I am not new to blogging by any means, but have been out of the game for a while. This blog in particular is going to be about life, love & baby making!
My husband & I decided last September that we were going to get married in January on our 5 year anniversary, have our reception/honeymoon in July & then be pregnant by September. Well...the first two panned out. How naive were we?
*Cut to today*
Here we are in our fourth cycle of TTC. This is not a long time in any sense of the word. But, I am a TOTAL planner & this was not part of my plan. Wow, & that my dear Mrs. Kuhlmann is REAL life.
I was on Depo Provera for a total of 7 years & finally got off of it last June at the suggestion of my OB/Gyn. She said if I ever wanted to get pregnant that I should give my body a chance to get the Depo out of my system.
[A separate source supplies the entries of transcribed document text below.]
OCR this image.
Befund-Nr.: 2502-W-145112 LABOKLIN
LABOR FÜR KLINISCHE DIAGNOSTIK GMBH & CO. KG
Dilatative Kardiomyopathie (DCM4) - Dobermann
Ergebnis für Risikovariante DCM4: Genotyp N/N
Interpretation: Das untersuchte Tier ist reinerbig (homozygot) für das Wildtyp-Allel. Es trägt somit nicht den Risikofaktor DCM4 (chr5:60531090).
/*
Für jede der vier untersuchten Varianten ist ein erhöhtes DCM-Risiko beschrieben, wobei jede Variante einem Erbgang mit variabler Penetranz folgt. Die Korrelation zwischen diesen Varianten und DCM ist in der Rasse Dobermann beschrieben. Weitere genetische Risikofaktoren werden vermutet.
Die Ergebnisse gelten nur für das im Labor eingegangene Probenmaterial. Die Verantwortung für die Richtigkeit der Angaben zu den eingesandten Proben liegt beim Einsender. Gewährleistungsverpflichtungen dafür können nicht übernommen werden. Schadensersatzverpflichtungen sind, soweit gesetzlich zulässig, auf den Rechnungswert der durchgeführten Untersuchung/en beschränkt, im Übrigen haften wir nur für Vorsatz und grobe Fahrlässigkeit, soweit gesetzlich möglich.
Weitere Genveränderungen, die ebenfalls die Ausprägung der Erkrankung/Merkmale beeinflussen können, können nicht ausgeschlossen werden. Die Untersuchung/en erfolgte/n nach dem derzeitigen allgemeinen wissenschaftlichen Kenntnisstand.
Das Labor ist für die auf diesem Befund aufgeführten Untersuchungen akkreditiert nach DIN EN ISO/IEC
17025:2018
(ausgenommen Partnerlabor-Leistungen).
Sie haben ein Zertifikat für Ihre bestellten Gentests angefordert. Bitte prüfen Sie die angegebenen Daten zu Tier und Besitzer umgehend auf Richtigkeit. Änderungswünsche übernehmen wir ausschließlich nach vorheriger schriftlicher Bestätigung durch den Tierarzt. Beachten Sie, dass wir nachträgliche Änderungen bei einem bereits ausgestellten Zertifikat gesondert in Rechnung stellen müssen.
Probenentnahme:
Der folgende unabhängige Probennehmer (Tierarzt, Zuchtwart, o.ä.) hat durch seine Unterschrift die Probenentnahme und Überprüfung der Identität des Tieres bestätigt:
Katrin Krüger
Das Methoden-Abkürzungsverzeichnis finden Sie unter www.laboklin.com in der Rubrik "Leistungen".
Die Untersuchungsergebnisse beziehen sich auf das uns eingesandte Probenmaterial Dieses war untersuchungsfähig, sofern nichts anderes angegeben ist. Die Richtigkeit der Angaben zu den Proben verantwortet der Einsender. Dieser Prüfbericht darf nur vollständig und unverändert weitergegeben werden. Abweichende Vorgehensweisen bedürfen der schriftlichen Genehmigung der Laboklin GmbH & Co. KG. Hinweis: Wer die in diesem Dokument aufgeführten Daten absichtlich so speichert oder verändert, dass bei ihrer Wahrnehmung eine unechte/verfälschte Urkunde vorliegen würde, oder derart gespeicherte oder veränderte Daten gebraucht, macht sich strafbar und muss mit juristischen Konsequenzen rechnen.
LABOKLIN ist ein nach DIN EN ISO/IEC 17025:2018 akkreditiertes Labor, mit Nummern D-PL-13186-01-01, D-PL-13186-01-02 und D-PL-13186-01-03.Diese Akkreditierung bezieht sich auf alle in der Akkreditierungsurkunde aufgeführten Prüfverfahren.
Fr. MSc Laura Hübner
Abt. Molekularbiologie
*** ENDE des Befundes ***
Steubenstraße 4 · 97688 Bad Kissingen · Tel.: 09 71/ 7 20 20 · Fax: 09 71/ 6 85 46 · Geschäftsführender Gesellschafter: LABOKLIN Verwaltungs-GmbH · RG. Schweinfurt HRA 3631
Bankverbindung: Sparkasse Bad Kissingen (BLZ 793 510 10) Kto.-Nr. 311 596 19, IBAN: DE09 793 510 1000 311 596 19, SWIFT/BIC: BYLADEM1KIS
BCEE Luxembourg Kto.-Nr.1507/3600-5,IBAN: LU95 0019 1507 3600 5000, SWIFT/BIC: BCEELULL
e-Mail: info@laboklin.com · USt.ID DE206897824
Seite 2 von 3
In August 2009, she started me on Junel with a warning that I could possibly not expect a period for 6 months even on the pill. I took my BCP faithfully & to my utter surprise...I had a period again my first month on the pill. I figured, okay...so my body is bouncing back from the Depo better then I thought. I continued taking my BCP until the end of June this year & then stopped. Thinking to myself, alright...it's close enough to our July reception/honeymoon that if I get knocked up then no biggie. Only, it didn't happen that month.
I wasn't too surprised when my period came at the end of July. I had been lurking on the Bump & learned that maybe I didn't know as much about my body & getting pregnant as I thought I had. I joined FF & started temping, checking CM & doing OPKs. When I ovulated I thought to myself, "YES! Now I will be KU for sure! Our timing was soo great!" I know there is about a 20% chance each month of getting pregnant, even for normal healthy couples, but I convinced myself that this was it for us. I had every phantom symptom in the book those first few days. And then, I had a temp dip & started spotting at 7dpo. "Okay", I thought to myself, "this must be an implantation dip & implantation spotting." I mean, it had to be right...I was only 7dpo. WAYYY too early for AF.
WRONG! AF arrived that next morning & 8 dpo turned into CD1. I cried.